Slowed production, delayed shipping, missing inventory—strains are weakening every link in the supply chain. Kearney notes that only 12% of 400 organizations it studied (with the World Economic Forum) are considered “resilience leaders” who can handle this kind of disruption.
Meaning? They can put money into solutions like adaptive distribution methods.
Some hope: The authors of the report predict growing demand for new additions to consumers’ closets over the next six to 18 months as they return to the office. But, of course, that could put even more pressure on the supply chain.
Kearney says SKU and “complexity” reduction can help strengthen footwear and apparel operations. (Streetwear is about to get basic.) Also helpful: redundant supply sourcing and AI-driven inventory management.
Searching for solutions: Nike, for example, outlined its “digital-first” supply chain yesterday, as well as other priorities to continue during the pandemic.

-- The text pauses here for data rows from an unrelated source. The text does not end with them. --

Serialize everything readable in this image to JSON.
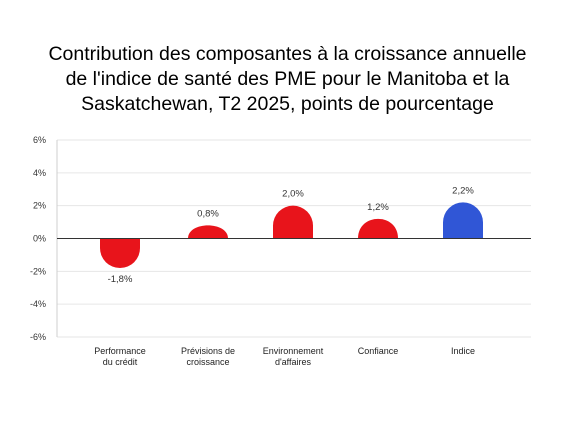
{
  "chart_data": {
    "type": "bar",
    "title_lines": [
      "Contribution des composantes à la croissance annuelle",
      "de l'indice de santé des PME pour le Manitoba et la",
      "Saskatchewan, T2 2025, points de pourcentage"
    ],
    "categories": [
      [
        "Performance",
        "du crédit"
      ],
      [
        "Prévisions de",
        "croissance"
      ],
      [
        "Environnement",
        "d'affaires"
      ],
      [
        "Confiance"
      ],
      [
        "Indice"
      ]
    ],
    "values": [
      -1.8,
      0.8,
      2.0,
      1.2,
      2.2
    ],
    "data_labels": [
      "-1,8%",
      "0,8%",
      "2,0%",
      "1,2%",
      "2,2%"
    ],
    "colors": [
      "#e8141b",
      "#e8141b",
      "#e8141b",
      "#e8141b",
      "#3056d6"
    ],
    "y_ticks": [
      6,
      4,
      2,
      0,
      -2,
      -4,
      -6
    ],
    "y_tick_labels": [
      "6%",
      "4%",
      "2%",
      "0%",
      "-2%",
      "-4%",
      "-6%"
    ],
    "ylim": [
      -6,
      6
    ],
    "xlabel": "",
    "ylabel": "",
    "grid": true
  }
}
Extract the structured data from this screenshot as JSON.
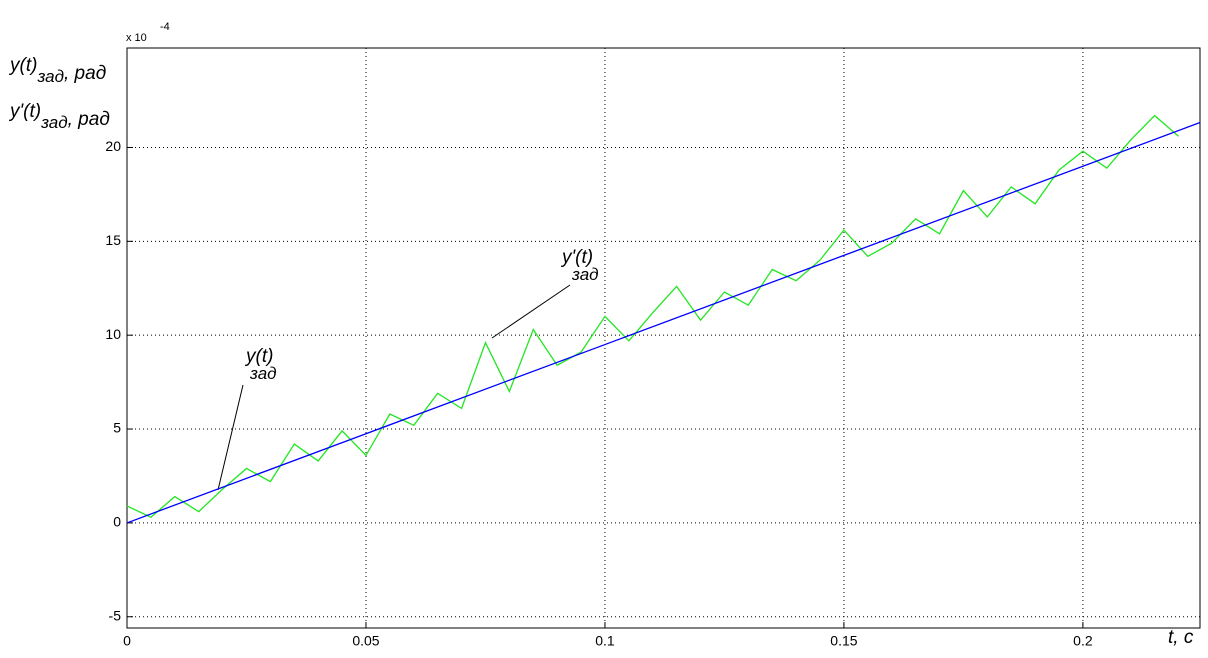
{
  "chart_data": {
    "type": "line",
    "y_label": [
      {
        "main": "y(t)",
        "sub": "зад",
        "unit": ", рад"
      },
      {
        "main": "y'(t)",
        "sub": "зад",
        "unit": ", рад"
      }
    ],
    "x_label": "t, c",
    "y_multiplier": {
      "base": "x 10",
      "exponent": "-4"
    },
    "annotations": [
      {
        "main": "y(t)",
        "sub": "зад"
      },
      {
        "main": "y'(t)",
        "sub": "зад"
      }
    ],
    "xlim": [
      0,
      0.2245
    ],
    "ylim": [
      -5.6,
      25.3
    ],
    "xticks": [
      0,
      0.05,
      0.1,
      0.15,
      0.2
    ],
    "yticks": [
      -5,
      0,
      5,
      10,
      15,
      20
    ],
    "grid": true,
    "series": [
      {
        "color": "#22e622",
        "x": [
          0,
          0.005,
          0.01,
          0.015,
          0.02,
          0.025,
          0.03,
          0.035,
          0.04,
          0.045,
          0.05,
          0.055,
          0.06,
          0.065,
          0.07,
          0.075,
          0.08,
          0.085,
          0.09,
          0.095,
          0.1,
          0.105,
          0.11,
          0.115,
          0.12,
          0.125,
          0.13,
          0.135,
          0.14,
          0.145,
          0.15,
          0.155,
          0.16,
          0.165,
          0.17,
          0.175,
          0.18,
          0.185,
          0.19,
          0.195,
          0.2,
          0.205,
          0.21,
          0.215,
          0.22
        ],
        "values": [
          0.9,
          0.3,
          1.4,
          0.6,
          1.8,
          2.9,
          2.2,
          4.2,
          3.3,
          4.9,
          3.6,
          5.8,
          5.2,
          6.9,
          6.1,
          9.6,
          7.0,
          10.3,
          8.4,
          9.1,
          11.0,
          9.7,
          11.2,
          12.6,
          10.8,
          12.3,
          11.6,
          13.5,
          12.9,
          14.0,
          15.6,
          14.2,
          14.9,
          16.2,
          15.4,
          17.7,
          16.3,
          17.9,
          17.0,
          18.8,
          19.8,
          18.9,
          20.4,
          21.7,
          20.6
        ]
      },
      {
        "color": "#0000ff",
        "x": [
          0,
          0.05,
          0.1,
          0.15,
          0.2,
          0.2245
        ],
        "values": [
          0,
          4.75,
          9.5,
          14.25,
          19.0,
          21.33
        ]
      }
    ]
  }
}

The sportswear giant has opened regional distribution centers in the US and Europe and employed 1,000 new “collaborative robots.”
By utilizing these distribution center robots, Nike said it tripled its digital order capacity in North America, Europe, the Middle East, and Africa for the past two holiday seasons.
In August, Nike also rolled out an LA-to-Memphis train, dubbed the “sole train,” linking the country’s largest container ports with Nike’s Tennessee facilities to help more efficiently fulfill orders. It fast-tracked goods to Nike’s distribution centers and partnered with local drayage carriers that off-loaded the train as soon as it arrived. Product was available within 24 hours—no need for sole-searching.